Да-а... Моя Минна... Нет моей Минны, и некому меня выслушать. И некому меня поправить... Минна мне всегда говорила: «Айзик, ты – булах! Что ты понимаешь в жизни и в людях!».. Минна понимала и в жизни, и в людях, и она умела объяснить мне, в чем я – булах, а в чем нет. Сколько глупостей я мог в жизни натворить, если бы не Минна!.. Что такое «булах»? Ну, дурак, наверное... Ах, Улдис, Улдис! Если бы все в жизни было просто: вот черное, вот белое. А куда деть серое? Айзик – Аркадий... Хая – Клара... В послании апостола Павла к галатам сказано: «Нет ни эллина, ни иудея». То есть все люди равны... Вы представляете? Даже две тысячи лет назад людей мучили те же проблемы. Как все сложно... Как сложно...

Откуда я знаю христианство?.. А откуда я знаю иудаизм? Не знаю я ни христианства, ни иудаизма. А вы знаете? Нет? Так что вы у меня спрашиваете?.. Так, читал где-то. А вообще, откуда нам это было знать?! Опиум же для народа, да? Да, вы правы, не будем об этом.

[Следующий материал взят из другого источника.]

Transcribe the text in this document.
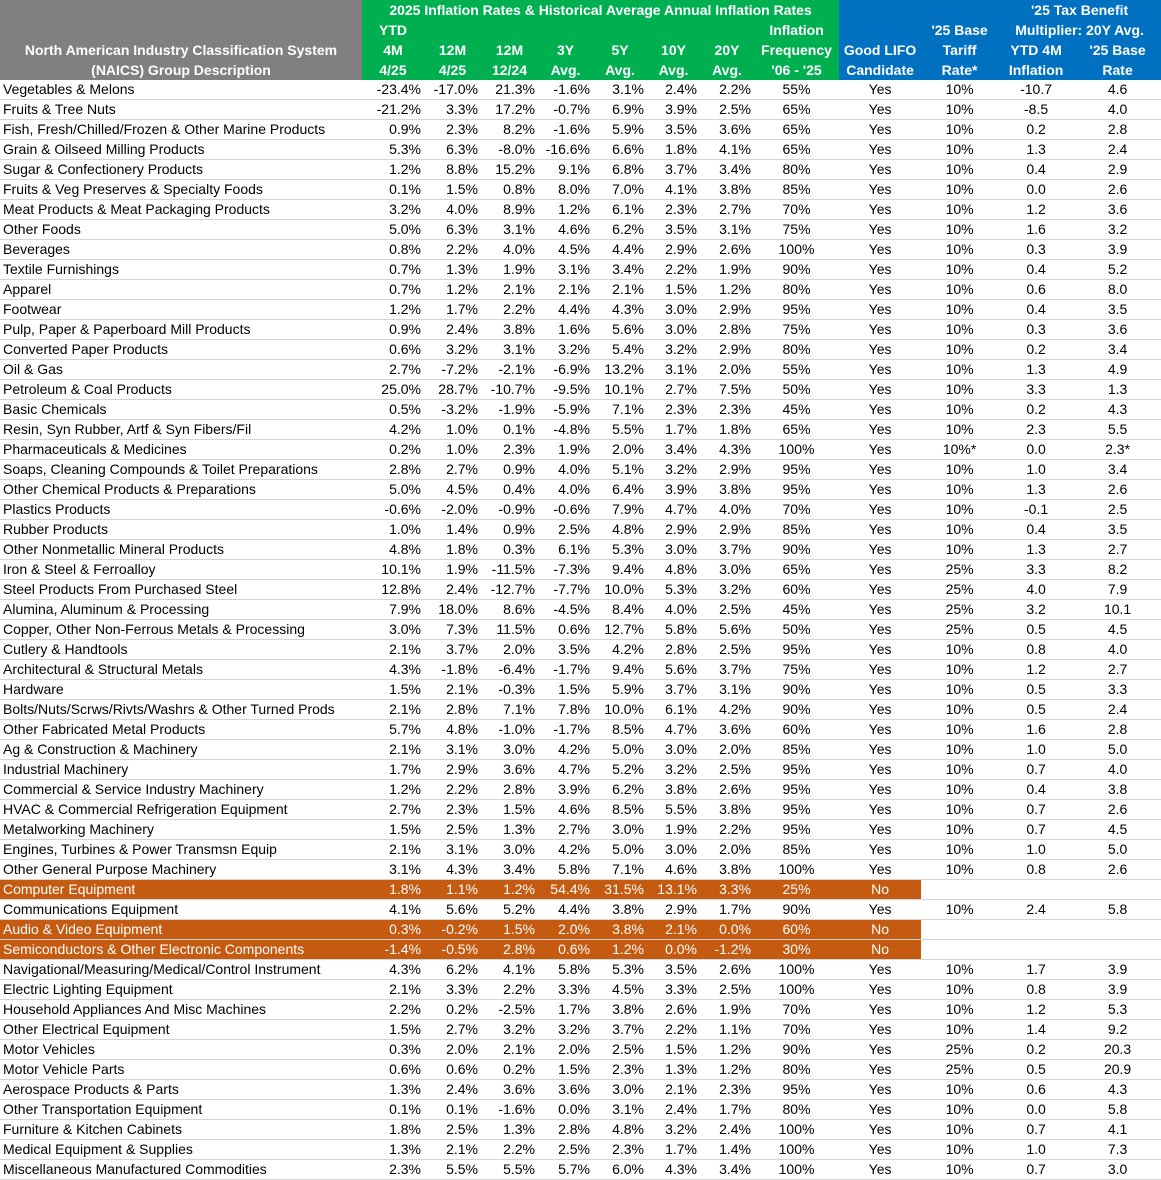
	2025 Inflation Rates & Historical Average Annual Inflation Rates										'25 Tax Benefit	
	YTD							Inflation		'25 Base	Multiplier: 20Y Avg.	
North American Industry Classification System	4M	12M	12M	3Y	5Y	10Y	20Y	Frequency	Good LIFO	Tariff	YTD 4M	'25 Base
(NAICS) Group Description	4/25	4/25	12/24	Avg.	Avg.	Avg.	Avg.	'06 - '25	Candidate	Rate*	Inflation	Rate
Vegetables & Melons	-23.4%	-17.0%	21.3%	-1.6%	3.1%	2.4%	2.2%	55%	Yes	10%	-10.7	4.6
Fruits & Tree Nuts	-21.2%	3.3%	17.2%	-0.7%	6.9%	3.9%	2.5%	65%	Yes	10%	-8.5	4.0
Fish, Fresh/Chilled/Frozen & Other Marine Products	0.9%	2.3%	8.2%	-1.6%	5.9%	3.5%	3.6%	65%	Yes	10%	0.2	2.8
Grain & Oilseed Milling Products	5.3%	6.3%	-8.0%	-16.6%	6.6%	1.8%	4.1%	65%	Yes	10%	1.3	2.4
Sugar & Confectionery Products	1.2%	8.8%	15.2%	9.1%	6.8%	3.7%	3.4%	80%	Yes	10%	0.4	2.9
Fruits & Veg Preserves & Specialty Foods	0.1%	1.5%	0.8%	8.0%	7.0%	4.1%	3.8%	85%	Yes	10%	0.0	2.6
Meat Products & Meat Packaging Products	3.2%	4.0%	8.9%	1.2%	6.1%	2.3%	2.7%	70%	Yes	10%	1.2	3.6
Other Foods	5.0%	6.3%	3.1%	4.6%	6.2%	3.5%	3.1%	75%	Yes	10%	1.6	3.2
Beverages	0.8%	2.2%	4.0%	4.5%	4.4%	2.9%	2.6%	100%	Yes	10%	0.3	3.9
Textile Furnishings	0.7%	1.3%	1.9%	3.1%	3.4%	2.2%	1.9%	90%	Yes	10%	0.4	5.2
Apparel	0.7%	1.2%	2.1%	2.1%	2.1%	1.5%	1.2%	80%	Yes	10%	0.6	8.0
Footwear	1.2%	1.7%	2.2%	4.4%	4.3%	3.0%	2.9%	95%	Yes	10%	0.4	3.5
Pulp, Paper & Paperboard Mill Products	0.9%	2.4%	3.8%	1.6%	5.6%	3.0%	2.8%	75%	Yes	10%	0.3	3.6
Converted Paper Products	0.6%	3.2%	3.1%	3.2%	5.4%	3.2%	2.9%	80%	Yes	10%	0.2	3.4
Oil & Gas	2.7%	-7.2%	-2.1%	-6.9%	13.2%	3.1%	2.0%	55%	Yes	10%	1.3	4.9
Petroleum & Coal Products	25.0%	28.7%	-10.7%	-9.5%	10.1%	2.7%	7.5%	50%	Yes	10%	3.3	1.3
Basic Chemicals	0.5%	-3.2%	-1.9%	-5.9%	7.1%	2.3%	2.3%	45%	Yes	10%	0.2	4.3
Resin, Syn Rubber, Artf & Syn Fibers/Fil	4.2%	1.0%	0.1%	-4.8%	5.5%	1.7%	1.8%	65%	Yes	10%	2.3	5.5
Pharmaceuticals & Medicines	0.2%	1.0%	2.3%	1.9%	2.0%	3.4%	4.3%	100%	Yes	10%*	0.0	2.3*
Soaps, Cleaning Compounds & Toilet Preparations	2.8%	2.7%	0.9%	4.0%	5.1%	3.2%	2.9%	95%	Yes	10%	1.0	3.4
Other Chemical Products & Preparations	5.0%	4.5%	0.4%	4.0%	6.4%	3.9%	3.8%	95%	Yes	10%	1.3	2.6
Plastics Products	-0.6%	-2.0%	-0.9%	-0.6%	7.9%	4.7%	4.0%	70%	Yes	10%	-0.1	2.5
Rubber Products	1.0%	1.4%	0.9%	2.5%	4.8%	2.9%	2.9%	85%	Yes	10%	0.4	3.5
Other Nonmetallic Mineral Products	4.8%	1.8%	0.3%	6.1%	5.3%	3.0%	3.7%	90%	Yes	10%	1.3	2.7
Iron & Steel & Ferroalloy	10.1%	1.9%	-11.5%	-7.3%	9.4%	4.8%	3.0%	65%	Yes	25%	3.3	8.2
Steel Products From Purchased Steel	12.8%	2.4%	-12.7%	-7.7%	10.0%	5.3%	3.2%	60%	Yes	25%	4.0	7.9
Alumina, Aluminum & Processing	7.9%	18.0%	8.6%	-4.5%	8.4%	4.0%	2.5%	45%	Yes	25%	3.2	10.1
Copper, Other Non-Ferrous Metals & Processing	3.0%	7.3%	11.5%	0.6%	12.7%	5.8%	5.6%	50%	Yes	25%	0.5	4.5
Cutlery & Handtools	2.1%	3.7%	2.0%	3.5%	4.2%	2.8%	2.5%	95%	Yes	10%	0.8	4.0
Architectural & Structural Metals	4.3%	-1.8%	-6.4%	-1.7%	9.4%	5.6%	3.7%	75%	Yes	10%	1.2	2.7
Hardware	1.5%	2.1%	-0.3%	1.5%	5.9%	3.7%	3.1%	90%	Yes	10%	0.5	3.3
Bolts/Nuts/Scrws/Rivts/Washrs & Other Turned Prods	2.1%	2.8%	7.1%	7.8%	10.0%	6.1%	4.2%	90%	Yes	10%	0.5	2.4
Other Fabricated Metal Products	5.7%	4.8%	-1.0%	-1.7%	8.5%	4.7%	3.6%	60%	Yes	10%	1.6	2.8
Ag & Construction & Machinery	2.1%	3.1%	3.0%	4.2%	5.0%	3.0%	2.0%	85%	Yes	10%	1.0	5.0
Industrial Machinery	1.7%	2.9%	3.6%	4.7%	5.2%	3.2%	2.5%	95%	Yes	10%	0.7	4.0
Commercial & Service Industry Machinery	1.2%	2.2%	2.8%	3.9%	6.2%	3.8%	2.6%	95%	Yes	10%	0.4	3.8
HVAC & Commercial Refrigeration Equipment	2.7%	2.3%	1.5%	4.6%	8.5%	5.5%	3.8%	95%	Yes	10%	0.7	2.6
Metalworking Machinery	1.5%	2.5%	1.3%	2.7%	3.0%	1.9%	2.2%	95%	Yes	10%	0.7	4.5
Engines, Turbines & Power Transmsn Equip	2.1%	3.1%	3.0%	4.2%	5.0%	3.0%	2.0%	85%	Yes	10%	1.0	5.0
Other General Purpose Machinery	3.1%	4.3%	3.4%	5.8%	7.1%	4.6%	3.8%	100%	Yes	10%	0.8	2.6
Computer Equipment	1.8%	1.1%	1.2%	54.4%	31.5%	13.1%	3.3%	25%	No			
Communications Equipment	4.1%	5.6%	5.2%	4.4%	3.8%	2.9%	1.7%	90%	Yes	10%	2.4	5.8
Audio & Video Equipment	0.3%	-0.2%	1.5%	2.0%	3.8%	2.1%	0.0%	60%	No			
Semiconductors & Other Electronic Components	-1.4%	-0.5%	2.8%	0.6%	1.2%	0.0%	-1.2%	30%	No			
Navigational/Measuring/Medical/Control Instrument	4.3%	6.2%	4.1%	5.8%	5.3%	3.5%	2.6%	100%	Yes	10%	1.7	3.9
Electric Lighting Equipment	2.1%	3.3%	2.2%	3.3%	4.5%	3.3%	2.5%	100%	Yes	10%	0.8	3.9
Household Appliances And Misc Machines	2.2%	0.2%	-2.5%	1.7%	3.8%	2.6%	1.9%	70%	Yes	10%	1.2	5.3
Other Electrical Equipment	1.5%	2.7%	3.2%	3.2%	3.7%	2.2%	1.1%	70%	Yes	10%	1.4	9.2
Motor Vehicles	0.3%	2.0%	2.1%	2.0%	2.5%	1.5%	1.2%	90%	Yes	25%	0.2	20.3
Motor Vehicle Parts	0.6%	0.6%	0.2%	1.5%	2.3%	1.3%	1.2%	80%	Yes	25%	0.5	20.9
Aerospace Products & Parts	1.3%	2.4%	3.6%	3.6%	3.0%	2.1%	2.3%	95%	Yes	10%	0.6	4.3
Other Transportation Equipment	0.1%	0.1%	-1.6%	0.0%	3.1%	2.4%	1.7%	80%	Yes	10%	0.0	5.8
Furniture & Kitchen Cabinets	1.8%	2.5%	1.3%	2.8%	4.8%	3.2%	2.4%	100%	Yes	10%	0.7	4.1
Medical Equipment & Supplies	1.3%	2.1%	2.2%	2.5%	2.3%	1.7%	1.4%	100%	Yes	10%	1.0	7.3
Miscellaneous Manufactured Commodities	2.3%	5.5%	5.5%	5.7%	6.0%	4.3%	3.4%	100%	Yes	10%	0.7	3.0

Такой разговор, и в самом деле, – сплошной гарцвейтык... От него сердце болит... А от чего нынче сердце не болит?.. Извините, Улдис, но я и вправду немного устал. Я помолчу, ладно?..

2.

– Спасибо, дочурка. Спасибо за все. Видишь, я совершенно здоров. Я даже сходил в туалет, и мне не стало хуже. И поспал. Гихапт а дремл, так сказать. Нет-нет, помогать мне уже не надо. Оставайся у себя: видишь, к тебе все время народ идет. Значит, ты нужна людям, и это прекрасно. А я справлюсь сам как-нибудь. Тебя не устраивает «как-нибудь»? Хочешь посидеть со мной? Посиди. Ты такая внимательная. И такая молоденькая. Наверное, потому и внимательная, что молоденькая. Ой, какие сейчас люди грубые, озлобленные. Поработают немного вот такие же молоденькие – продавщицы, медсестры, проводницы, – и начинают на людей кидаться. Это же трагедия: куда ни пойдешь, на тебя везде бросаются...

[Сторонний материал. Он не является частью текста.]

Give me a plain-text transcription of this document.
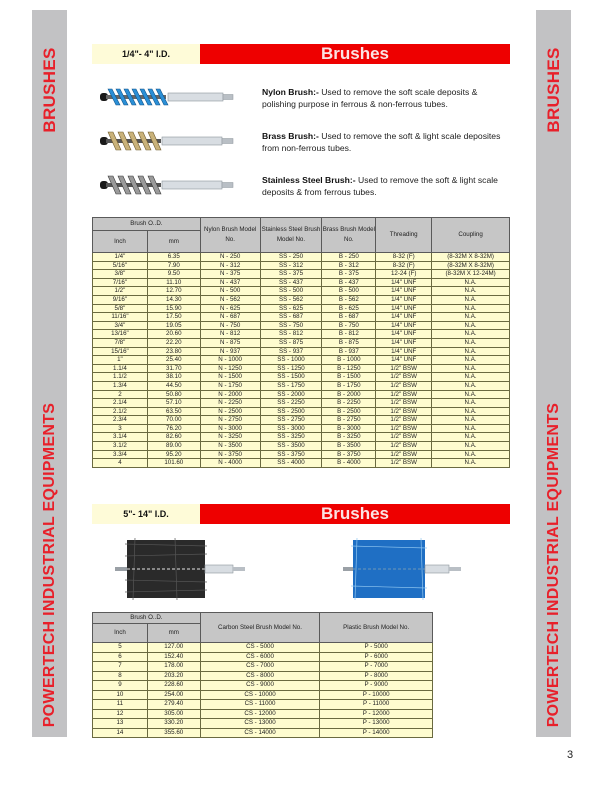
BRUSHES
POWERTECH INDUSTRIAL EQUIPMENTS
BRUSHES
POWERTECH INDUSTRIAL EQUIPMENTS
1/4"- 4" I.D.	Brushes
Nylon Brush:- Used to remove the soft scale deposits & polishing purpose in ferrous & non-ferrous tubes.
Brass Brush:- Used to remove the soft & light scale deposites from non-ferrous tubes.
Stainless Steel Brush:- Used to remove the soft & light scale deposits & from ferrous tubes.
Brush O..D.		Nylon Brush Model No.	Stainless Steel Brush Model No.	Brass Brush Model No.	Threading	Coupling
Inch	mm					
1/4"	6.35	N - 250	SS - 250	B - 250	8-32 (F)	(8-32M X 8-32M)
5/16"	7.90	N - 312	SS - 312	B - 312	8-32 (F)	(8-32M X 8-32M)
3/8"	9.50	N - 375	SS - 375	B - 375	12-24 (F)	(8-32M X 12-24M)
7/16"	11.10	N - 437	SS - 437	B - 437	1/4" UNF	N.A.
1/2"	12.70	N - 500	SS - 500	B - 500	1/4" UNF	N.A.
9/16"	14.30	N - 562	SS - 562	B - 562	1/4" UNF	N.A.
5/8"	15.90	N - 625	SS - 625	B - 625	1/4" UNF	N.A.
11/16"	17.50	N - 687	SS - 687	B - 687	1/4" UNF	N.A.
3/4"	19.05	N - 750	SS - 750	B - 750	1/4" UNF	N.A.
13/16"	20.60	N - 812	SS - 812	B - 812	1/4" UNF	N.A.
7/8"	22.20	N - 875	SS - 875	B - 875	1/4" UNF	N.A.
15/16"	23.80	N - 937	SS - 937	B - 937	1/4" UNF	N.A.
1"	25.40	N - 1000	SS - 1000	B - 1000	1/4" UNF	N.A.
1.1/4	31.70	N - 1250	SS - 1250	B - 1250	1/2" BSW	N.A.
1.1/2	38.10	N - 1500	SS - 1500	B - 1500	1/2" BSW	N.A.
1.3/4	44.50	N - 1750	SS - 1750	B - 1750	1/2" BSW	N.A.
2	50.80	N - 2000	SS - 2000	B - 2000	1/2" BSW	N.A.
2.1/4	57.10	N - 2250	SS - 2250	B - 2250	1/2" BSW	N.A.
2.1/2	63.50	N - 2500	SS - 2500	B - 2500	1/2" BSW	N.A.
2.3/4	70.00	N - 2750	SS - 2750	B - 2750	1/2" BSW	N.A.
3	76.20	N - 3000	SS - 3000	B - 3000	1/2" BSW	N.A.
3.1/4	82.60	N - 3250	SS - 3250	B - 3250	1/2" BSW	N.A.
3.1/2	89.00	N - 3500	SS - 3500	B - 3500	1/2" BSW	N.A.
3.3/4	95.20	N - 3750	SS - 3750	B - 3750	1/2" BSW	N.A.
4	101.60	N - 4000	SS - 4000	B - 4000	1/2" BSW	N.A.
5"- 14" I.D.	Brushes
Brush O..D.		Carbon Steel Brush Model No.	Plastic Brush Model No.
Inch	mm		
5	127.00	CS - 5000	P - 5000
6	152.40	CS - 6000	P - 6000
7	178.00	CS - 7000	P - 7000
8	203.20	CS - 8000	P - 8000
9	228.60	CS - 9000	P - 9000
10	254.00	CS - 10000	P - 10000
11	279.40	CS - 11000	P - 11000
12	305.00	CS - 12000	P - 12000
13	330.20	CS - 13000	P - 13000
14	355.60	CS - 14000	P - 14000
3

А что это мы стоим? Ах, поезд дополнительный, всех и пропускаем?! Ясно. И опаздываем? Почти на два часа? Ай-яй-яй! Я даже не подумал об этом. А ведь столько людей едет на взморье. Как же они ночью добираться будут-то, а? И этот мой доктор тоже... О, лёгок на помине! Я только вспомнил, а он – тут как тут! Я думал, мы уже не увидимся. Жив, жив я... Я вам так признателен... Да, а вы знаете, что мы опаздываем на два часа? Как же вы – на ночь глядя-то, а? Поэтому давайте...   Ой! И кто это там с папой пришел? И кто это там из-за папиного пиджака выглядывает? Ну подойди к дедушке. Ах ты, «нос-курнос, жаба маринованная»! И как эту курносую зовут? Бэлла? Бэллочка, значит?! Ах ты, хорошая моя! И имя какое... А ты знаешь, у меня тоже внучка Бэллочка есть. Только я ее всегда Белкой звал. Можно, я тебя тоже Белкой звать буду? Нельзя? Почему? Потому что белки в лесу живут? Ну, раз так...

Ах ты, незадача: и ничего-то у меня с собой нет, и нечем мне тебя угостить. Подумать только: ни апельсина, ни конфеты... Как это «не надо»?! Очень даже «надо»!..

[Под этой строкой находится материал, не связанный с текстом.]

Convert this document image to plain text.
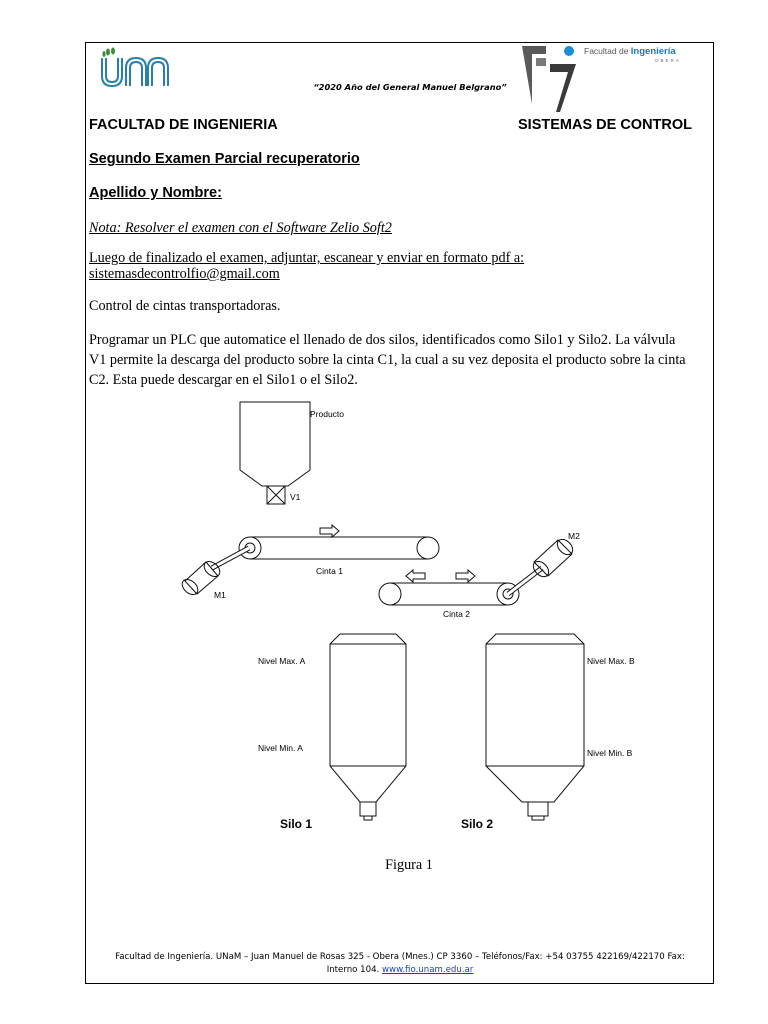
“2020 Año del General Manuel Belgrano”
Facultad de Ingeniería
OBERA
FACULTAD DE INGENIERIA	SISTEMAS DE CONTROL
Segundo Examen Parcial recuperatorio
Apellido y Nombre:
Nota: Resolver el examen con el Software Zelio Soft2
Luego de finalizado el examen, adjuntar, escanear y enviar en formato pdf a:
sistemasdecontrolfio@gmail.com
Control de cintas transportadoras.
Programar un PLC que automatice el llenado de dos silos, identificados como Silo1 y Silo2. La válvula
V1 permite la descarga del producto sobre la cinta C1, la cual a su vez deposita el producto sobre la cinta
C2. Esta puede descargar en el Silo1 o el Silo2.
Producto
V1
M1
M2
Cinta 1
Cinta 2
Nivel Max. A
Nivel Min. A
Nivel Max. B
Nivel Min. B
Silo 1	Silo 2
Figura 1
Facultad de Ingeniería. UNaM – Juan Manuel de Rosas 325 - Obera (Mnes.) CP 3360 – Teléfonos/Fax: +54 03755 422169/422170 Fax:
Interno 104. www.fio.unam.edu.ar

Вы знаете, Улдис, когда мы с Минной куда-нибудь ехали, у нас всегда с собой было что-нибудь вкусненькое. Минна специально готовила. Пирог с маком или струдель. Струдель? Это тесто такое слоеное с маком и с изюмом... Угощали всех. Это так приятно – угощать людей вкусненьким. Люди добреют. На глазах другими становятся. Как будто отходят от чего-то очень тяжелого.

Знаете, сейчас это не так заметно, хотя и с продуктами не хуже, только подороже все стало, а раньше, когда люди меньше ездили, рефлекс такой был: как только поезд отходил от станции, все садились кушать. Мамы разворачивали клунки, начинали кормить детей. И аппетит у всех вдруг появлялся. Как с голодного края... И моя Минна тоже так... Она это называла «кормежкой зверей»... И готовили заранее: курятину варили, яйца... А Минна еще и струдель пекла...

Ах, Минна, Минна... Разве сейчас кто-нибудь сделает такой струдель, как моя Минна делала?!

Уходит целое поколение… Да что поколение! Целый народ уходит! Можно сказать, целая цивилизация!.. Да, вы правы: язык, традиции. А секреты кухни?!.. Когда Минна на Первое мая или на октябрьские готовила праздничный обед, мы все – я, дети, внуки – целую неделю жили в ожидании чего-то особенного: цимес, эсыкфлейш, бульон с галками из мацы... Фаршированную рыбу? Ну конечно же!

Да, вы правы: русские тоже научились делать фаршированную рыбу, только... Не обижайтесь, но разве может сделать гефилте фиш кто-нибудь так, как это сделает еврей? Это все равно, что... С чем бы сравнить? Ну вот, смотрите: мы – русские, евреи – плов варить научились? Научились. Но разве у нас получится такой плов, как у таджика из Ленинабада?

Моя Минна с детьми всю войну в Ленинабаде провела. Работала на военном складе, а по ночам галоши для какой-то сапожной мастерской клеила. Выжила, в общем. Так вот, ее таджики научили плов варить. Спасибо этим людям. Конечно, не только за плов. Они жизнь ей с детьми спасли. Минна шла на свой склад, а дети у соседей оставались. Рувке ж и вовсе годик был. И оба мальчика моих остались живы. Ну, да что теперь говорить!..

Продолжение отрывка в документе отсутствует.